Apóstol Enrique Torra – Enero 20/2019

Capaz, llena de aspiraciones, trabajadora; es bondadosa, sabia, digna de confianza, alegre, provee para los de su casa y aun llega más allá. Ella sabe cuál es su propio valor. Usa su inteligencia, su fuerza física y su carácter temeroso de Dios con un buen propósito. Es generosa con su esposo, sus hijos y aun con los pobres y necesitados que están más allá de su circulo familiar. ¡Ella es una mujer notable!

¿Cuál es el resorte que hace funcionar todo este esfuerzo creativo? ¿Es acaso un esposo que sostiene sobre ella el látigo en la mano y de este modo la hace permanecer sumisa? Por el contrario, es un esposo que expresa su más franca admiración por ella: “Y su marido también la alaba: muchas mujeres hicieron el bien; más tú sobrepasas a todas.”
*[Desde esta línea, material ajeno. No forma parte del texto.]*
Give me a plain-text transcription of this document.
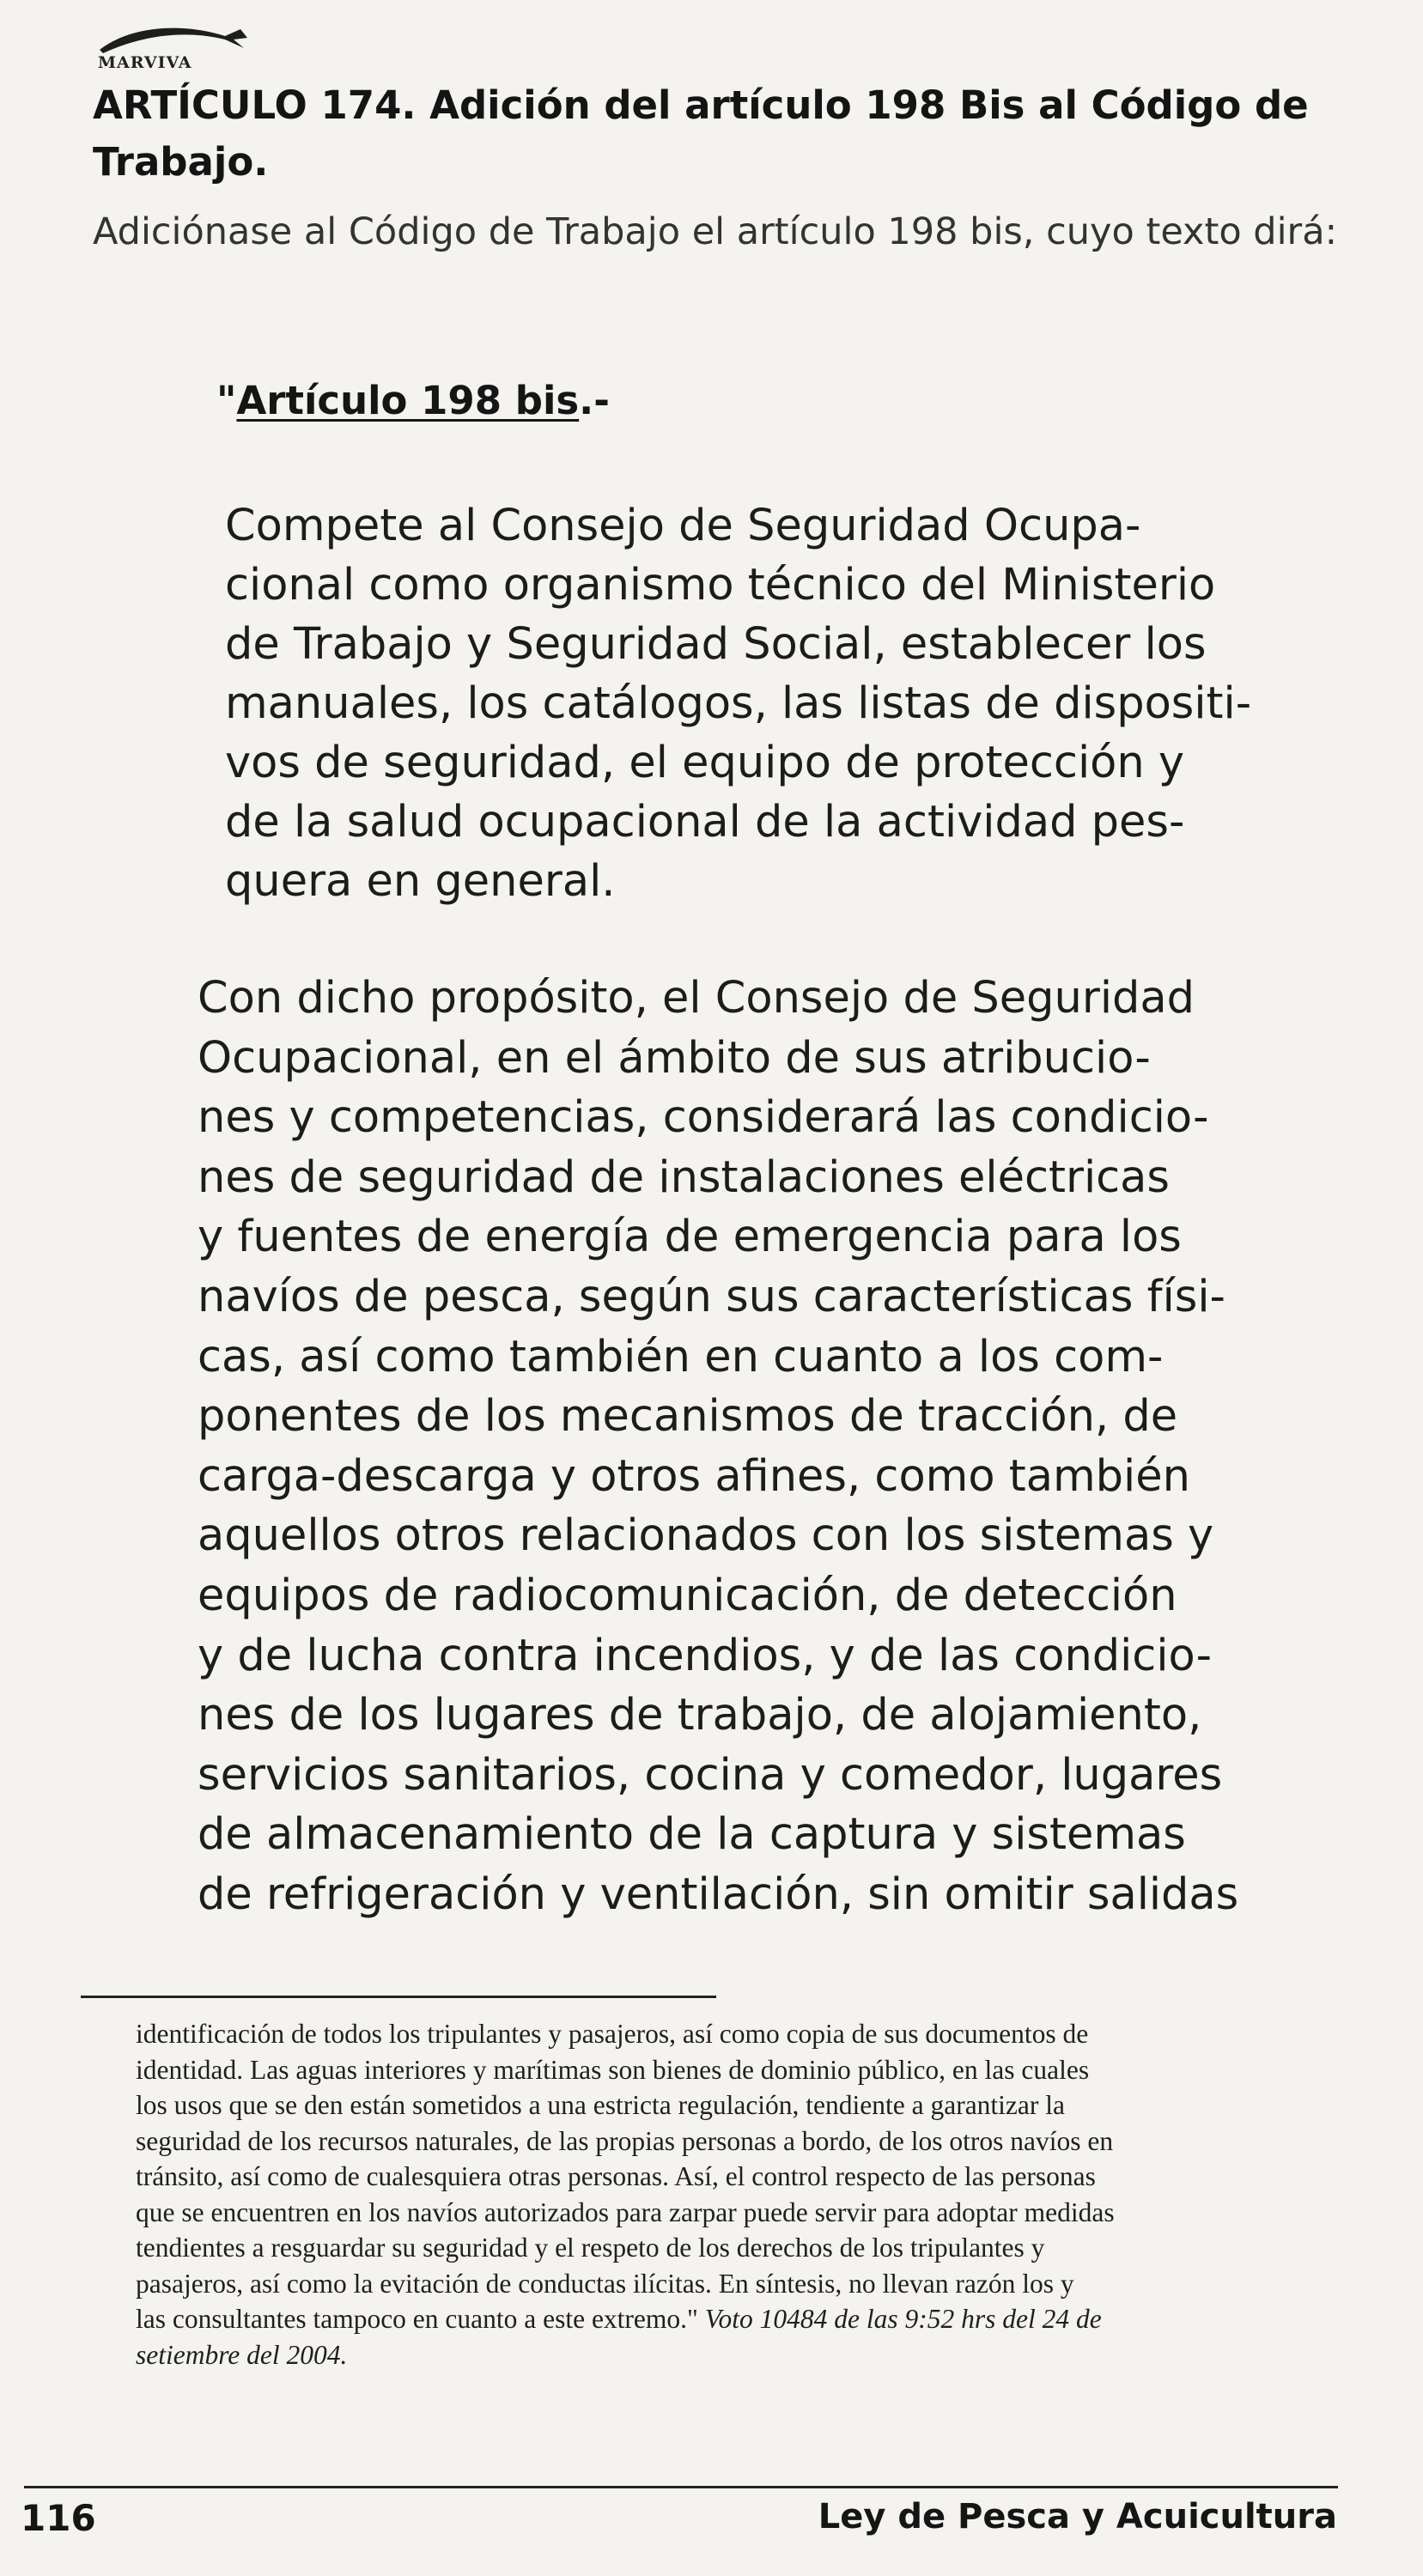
MARVIVA
ARTÍCULO 174. Adición del artículo 198 Bis al Código de Trabajo.
Adiciónase al Código de Trabajo el artículo 198 bis, cuyo texto dirá:
"Artículo 198 bis.-
Compete al Consejo de Seguridad Ocupa-
cional como organismo técnico del Ministerio
de Trabajo y Seguridad Social, establecer los
manuales, los catálogos, las listas de dispositi-
vos de seguridad, el equipo de protección y
de la salud ocupacional de la actividad pes-
quera en general.
Con dicho propósito, el Consejo de Seguridad
Ocupacional, en el ámbito de sus atribucio-
nes y competencias, considerará las condicio-
nes de seguridad de instalaciones eléctricas
y fuentes de energía de emergencia para los
navíos de pesca, según sus características físi-
cas, así como también en cuanto a los com-
ponentes de los mecanismos de tracción, de
carga-descarga y otros afines, como también
aquellos otros relacionados con los sistemas y
equipos de radiocomunicación, de detección
y de lucha contra incendios, y de las condicio-
nes de los lugares de trabajo, de alojamiento,
servicios sanitarios, cocina y comedor, lugares
de almacenamiento de la captura y sistemas
de refrigeración y ventilación, sin omitir salidas
identificación de todos los tripulantes y pasajeros, así como copia de sus documentos de
identidad. Las aguas interiores y marítimas son bienes de dominio público, en las cuales
los usos que se den están sometidos a una estricta regulación, tendiente a garantizar la
seguridad de los recursos naturales, de las propias personas a bordo, de los otros navíos en
tránsito, así como de cualesquiera otras personas. Así, el control respecto de las personas
que se encuentren en los navíos autorizados para zarpar puede servir para adoptar medidas
tendientes a resguardar su seguridad y el respeto de los derechos de los tripulantes y
pasajeros, así como la evitación de conductas ilícitas. En síntesis, no llevan razón los y
las consultantes tampoco en cuanto a este extremo." Voto 10484 de las 9:52 hrs del 24 de
setiembre del 2004.
116	Ley de Pesca y Acuicultura
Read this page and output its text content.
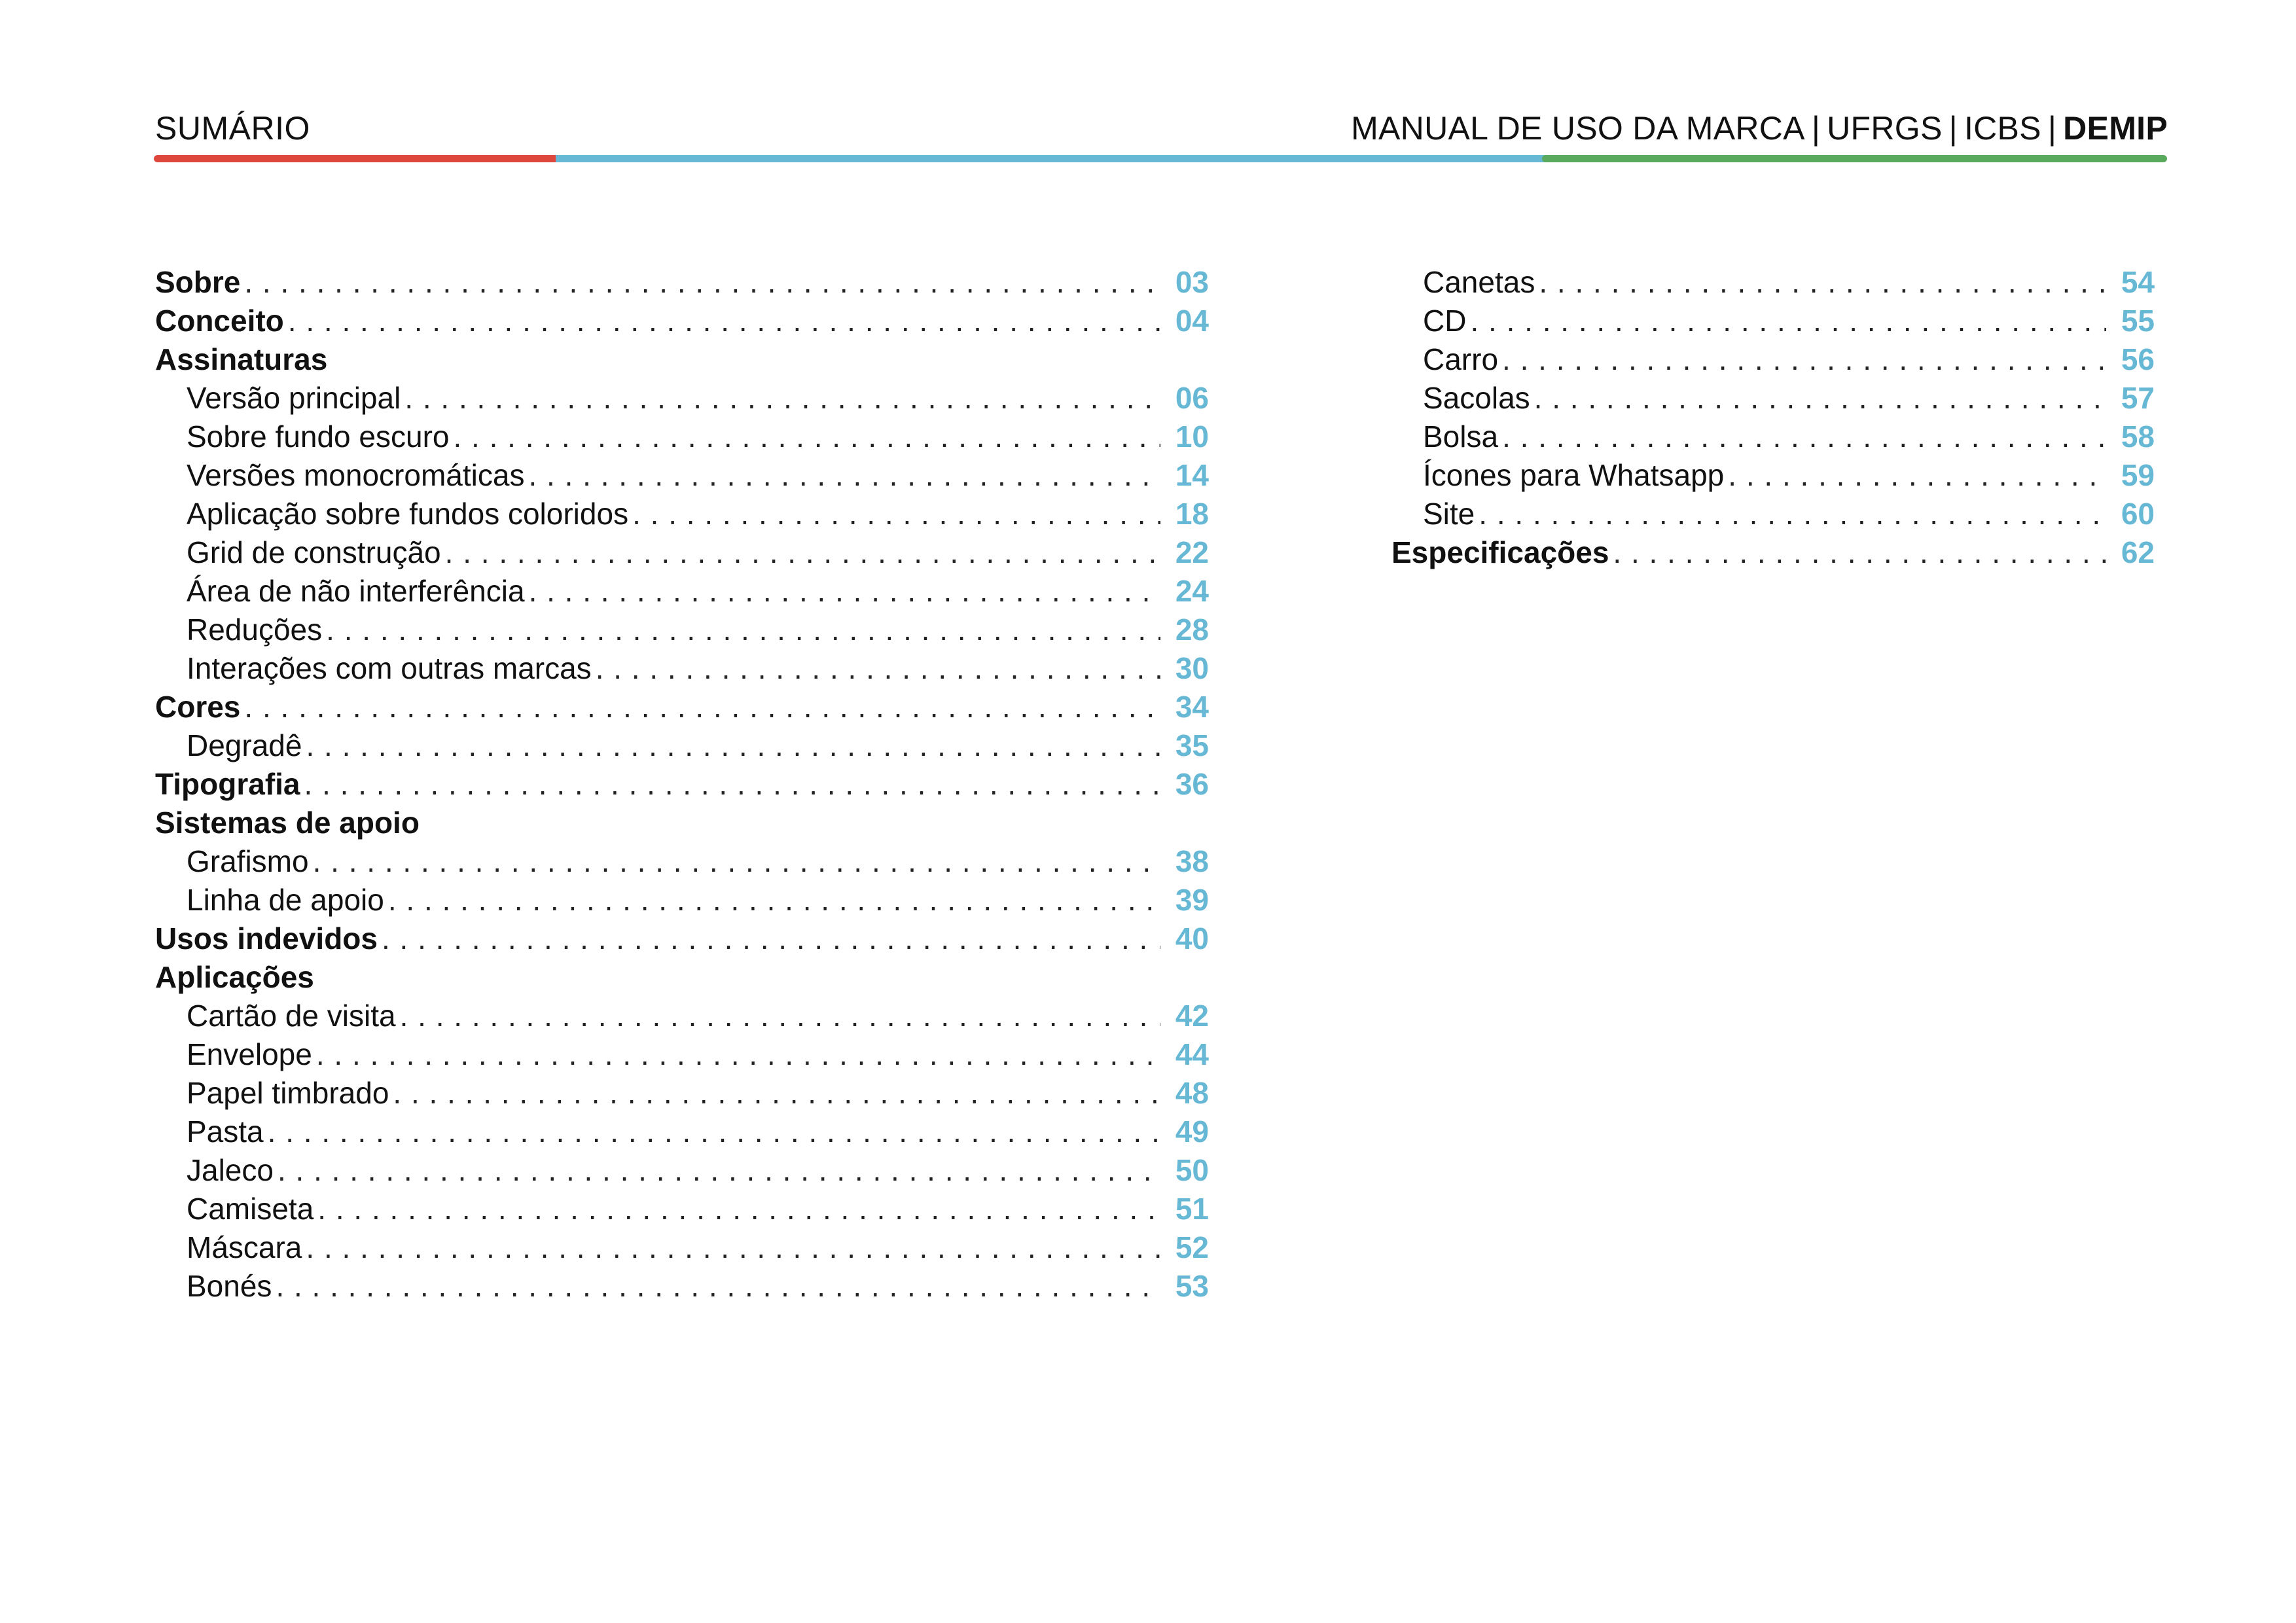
SUMÁRIO	MANUAL DE USO DA MARCA | UFRGS | ICBS | DEMIP
Sobre . . .	03
Conceito . . .	04
Assinaturas
Versão principal . . .	06
Sobre fundo escuro . . .	10
Versões monocromáticas . . .	14
Aplicação sobre fundos coloridos . . .	18
Grid de construção . . .	22
Área de não interferência . . .	24
Reduções . . .	28
Interações com outras marcas . . .	30
Cores . . .	34
Degradê . . .	35
Tipografia . . .	36
Sistemas de apoio
Grafismo . . .	38
Linha de apoio . . .	39
Usos indevidos . . .	40
Aplicações
Cartão de visita . . .	42
Envelope . . .	44
Papel timbrado . . .	48
Pasta . . .	49
Jaleco . . .	50
Camiseta . . .	51
Máscara . . .	52
Bonés . . .	53
Canetas . . .	54
CD . . .	55
Carro . . .	56
Sacolas . . .	57
Bolsa . . .	58
Ícones para Whatsapp . . .	59
Site . . .	60
Especificações . . .	62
En los casos en que la sumisión de la esposa se considera a costa de la áspera demanda del esposo, el Orden de Dios ha sido tirado por la borda, y lo que queda es una mera autoridad humana. Pero donde el esposo cumple también su papel dentro del Orden de Dios- que le exige: “Amad a vuestras mujeres, y no seáis ásperos con ellas” Colosenses 3:19 entonces la sumisión de la esposa llega a ser para él una fuente de mutuo amor y de devoción, algo de belleza moral y espiritual incomparable.“Mujer virtuosa, ¿quién la hallará? Porque su estima sobrepasa largamente a la de las piedras preciosas. El corazón de su marido está en ella confiado y no carecerá de ganancias. De ella recibe el bien y no el mal todos los días de su vida” Proverbios 31:10-12.